The Liturgy

We are less than 60 days from the high point of the liturgical year — the celebration of Easter.

Traditionally, the Church marks the three weeks before the start of Lent as a liturgical season called Septuagesima, which is Latin for “Seventieth.” As a side note, the name for Lent in Latin is Quadragesima which means “Fortieth.” Notice that all calculations of time are derived from the date of Easter. While most of us do not officially celebrate the traditional period before the start of Lent as a liturgical season in our parishes, one is able to see that Holy Mother Church still gives us hints in the liturgy that now is the time for long-range planning.

This is probably most evident in the readings at Mass. The Gospel selections in the Lectionary for Year C highlight some import qualities of the Christian. During the three Sundays before the start of Lent this year, we hear Jesus’ “Sermon on the Plain” from St. Luke’s Gospel. We hear the “Beatitudes” (Luke 6:17, 20-26), the encouragement to love even our enemies (Luke 6:27-38), and to remove the wooden beam from our own eye before removing the splinter from our brother’s eye. (Luke:39-45)

If we are listening and being attentive to these texts proclaimed at Mass, one might begin to ask, “Where do I need to change my life?” or “Where does God want me to receive the strength to live fully the dignity of being his beloved child?”

It is encouragement for us to see that long-range event planning applies to our lives as Christians. Change is hard. Life can be hard. Living the Christian life can be hard. Before beginning any arduous journey, it takes some planning on our part.

If we are to be prepared right away on Ash Wednesday to try all over again to live the Gospel in our lives to be prepared to celebrate Easter well, might it be a good idea to get ready before we get started, and be ready for the journey of Lent ahead?

The readings at Mass are not randomly selected or are even at the discretion of the priest. As a Church throughout the world, all Catholics hear the same readings proclaimed. According to the Pontifical Yearbook 2024, there are 1.39 billion Catholics in the world, which is about 18 percent of the population of the world. That is a lot of people hearing the same message at relatively the exact same time every week of the year. In addition, it means that in the United States, based upon Mass attendance statistics, approximately 15 million people are hearing the same message. And to take it a step further, based upon the number of Masses celebrated in the United States for each Sunday, there are approximately 70,000 homilies preached!
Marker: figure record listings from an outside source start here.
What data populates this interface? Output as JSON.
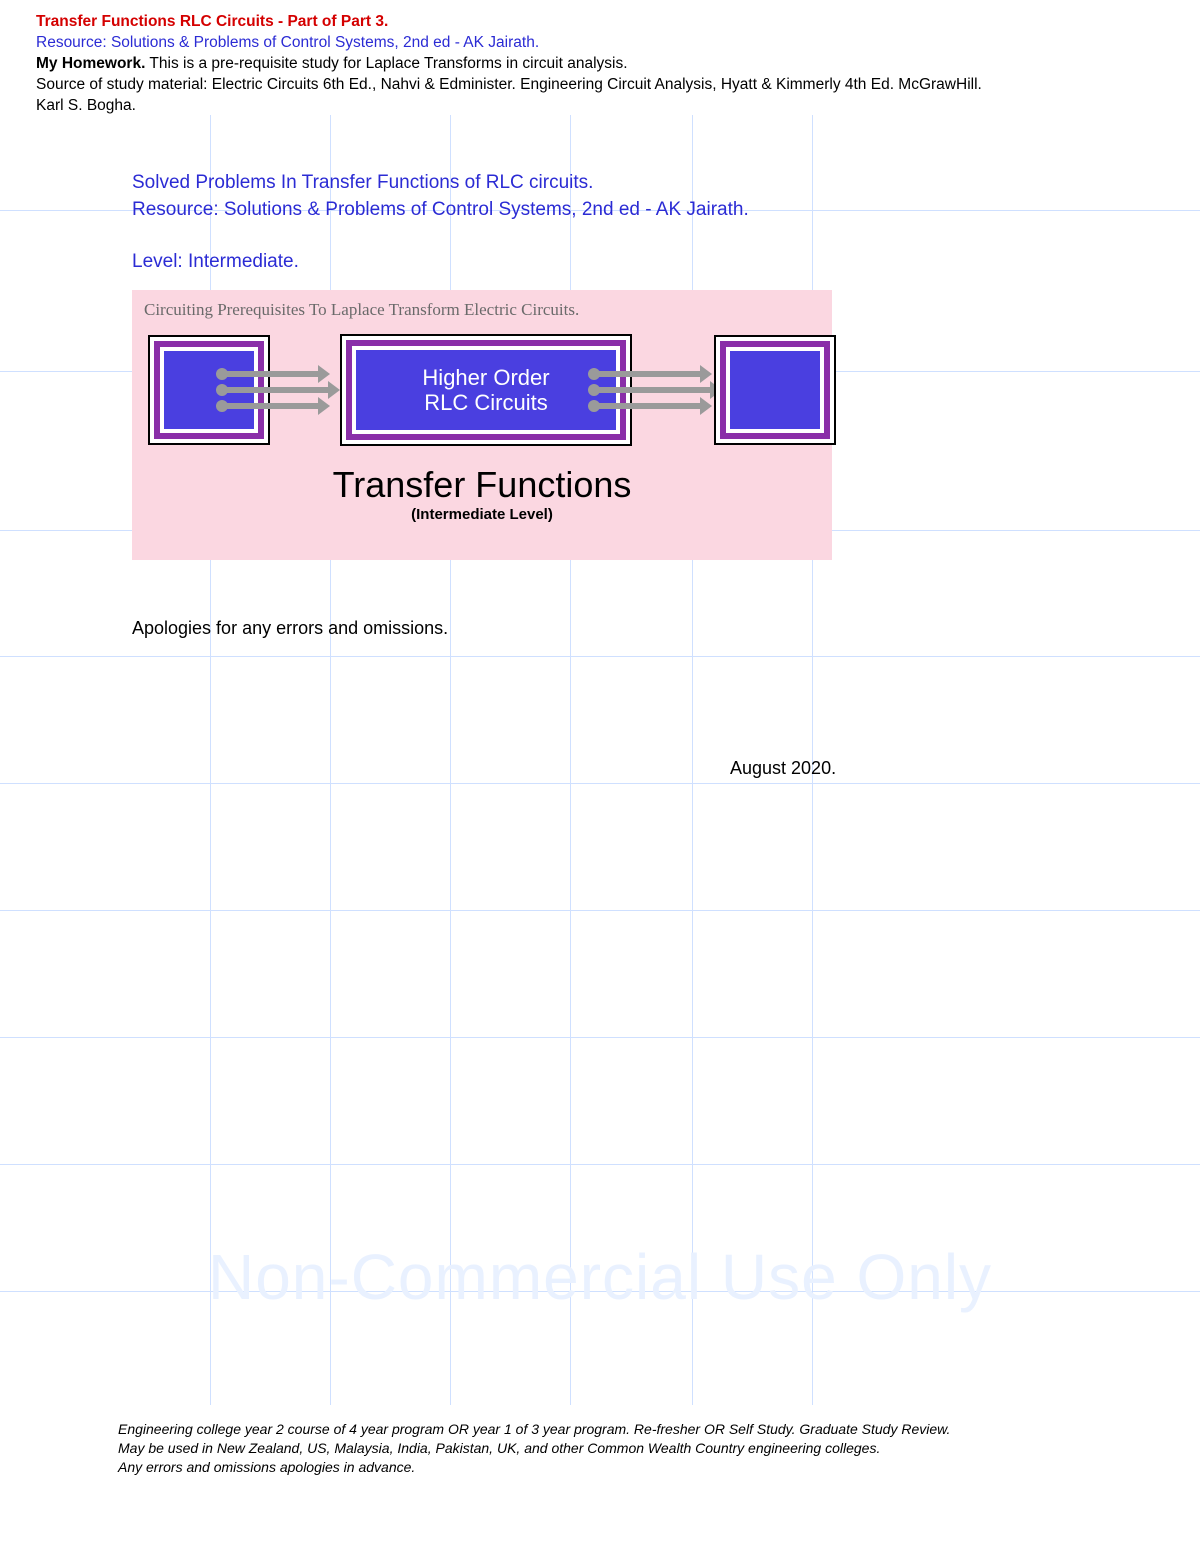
{
  "header": {
    "title": "Transfer Functions RLC Circuits - Part of Part 3.",
    "resource": "Resource: Solutions & Problems of Control Systems, 2nd ed - AK Jairath.",
    "homework_label": "My Homework.",
    "homework_body": " This is a pre-requisite study for Laplace Transforms in circuit analysis.",
    "source": "Source of study material: Electric Circuits 6th Ed., Nahvi & Edminister. Engineering Circuit Analysis, Hyatt & Kimmerly 4th Ed. McGrawHill.",
    "author": "Karl S. Bogha."
  },
  "grid": {
    "vline_color": "#cfe0ff",
    "hline_color": "#cfe0ff",
    "v_positions": [
      210,
      330,
      450,
      570,
      692,
      812
    ],
    "h_positions": [
      95,
      256,
      415,
      541,
      668,
      795,
      922,
      1049,
      1176
    ]
  },
  "intro": {
    "line1": "Solved Problems In Transfer Functions of RLC circuits.",
    "line2": "Resource: Solutions & Problems of Control Systems, 2nd ed - AK Jairath.",
    "level": "Level: Intermediate."
  },
  "pink": {
    "caption": "Circuiting Prerequisites To Laplace Transform Electric Circuits.",
    "bg_color": "#fbd7e1",
    "block_border_color": "#8a2ea8",
    "block_fill_color": "#4a3fe0",
    "arrow_color": "#9a9a9a",
    "center_label_line1": "Higher Order",
    "center_label_line2": "RLC Circuits",
    "title_big": "Transfer Functions",
    "title_sub": "(Intermediate Level)"
  },
  "body": {
    "apology": "Apologies for any errors and omissions.",
    "date": "August 2020."
  },
  "watermark": "Non-Commercial Use Only",
  "footer": {
    "line1": "Engineering college year 2 course of 4 year program OR year 1 of 3 year program. Re-fresher OR Self Study. Graduate Study Review.",
    "line2": "May be used in New Zealand, US, Malaysia, India, Pakistan, UK, and other Common Wealth Country engineering colleges.",
    "line3": "Any errors and omissions apologies in advance."
  },
  "colors": {
    "title_red": "#d40000",
    "link_blue": "#2b2bd4",
    "text": "#000000",
    "watermark": "#e9f1ff"
  }
}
In his outstanding book, “The Wellspring of Worship,” Jean Corbon said when the Gospel is proclaimed in Mass, through the Holy Spirit, “the words of Jesus are more than a form of teaching; they become an event.” This thought is a reminder that when the word of God is proclaimed, we are to take note that the word is alive in our midst. The proclamation of the word of God is an integral part of Mass, and it helps us to recognize Christ alive in our midst — in the Eucharist, the priest, in the assembly and in the Word, “since it is He Himself who speaks when the holy scriptures are read in the Church.” (Sacrosanctum Concilium, no. 7) Imagine what can happen in our world if we all pay attention to the Gospel? The Church prays this collect for the Seventh Sunday in Ordinary Time:

Grant, we pray, almighty God, that, always pondering spiritual things, we may carry out in both word and deed that which is pleasing to you. Through our Lord Jesus Christ, your Son, who lives and reigns with you in the unity of the Holy Spirit, God, for ever and ever.

Let us listen and allow the Gospels, especially in this time before Lent, to sink deeply in us so that we might seek out ways to live the liturgy in our everyday lives, find areas in our lives in need of healing and strengthening. The Mass shows us how to live lives of sacrificial charity in and through the proclamation of the word of God and receiving the Body, Blood, Soul and Divinity of Jesus in the sacrament of the Eucharist.

Pope Pius XII, in his encyclical letter on the sacred liturgy, Mediator Dei, teaches, “that Christians should possess, as far as is humanly possible, the same dispositions as those which the divine Redeemer had when He offered Himself in sacrifice: that is to say, they should in a humble attitude of mind, pay adoration, honor, praise and thanksgiving to the supreme majesty of God. Moreover, it means that they must assume to some extent the character of a victim, that they deny themselves as the Gospel commands, that freely and of their own accord they do penance and that each detests and satisfies for his sins. It means, in a word, that we must all undergo with Christ a mystical death on the cross so that we can apply to ourselves the words of St. Paul, ‘With Christ I am nailed to the cross.’ (Gal. 2:19)” (no. 81)

Let us take to heart the words of the Prayer after Communion for the Seventh Sunday in Ordinary Time:

Grant, we pray, almighty God, that we may experience the effects of the salvation which is pledged to us by these mysteries. Through Christ our Lord.

This helps to remind us that our long-range planning is not merely for our self-improvement or only for the celebration of Easter this year, but for our eternal participation in the Wedding Feast of the Lamb celebrated forever in heaven.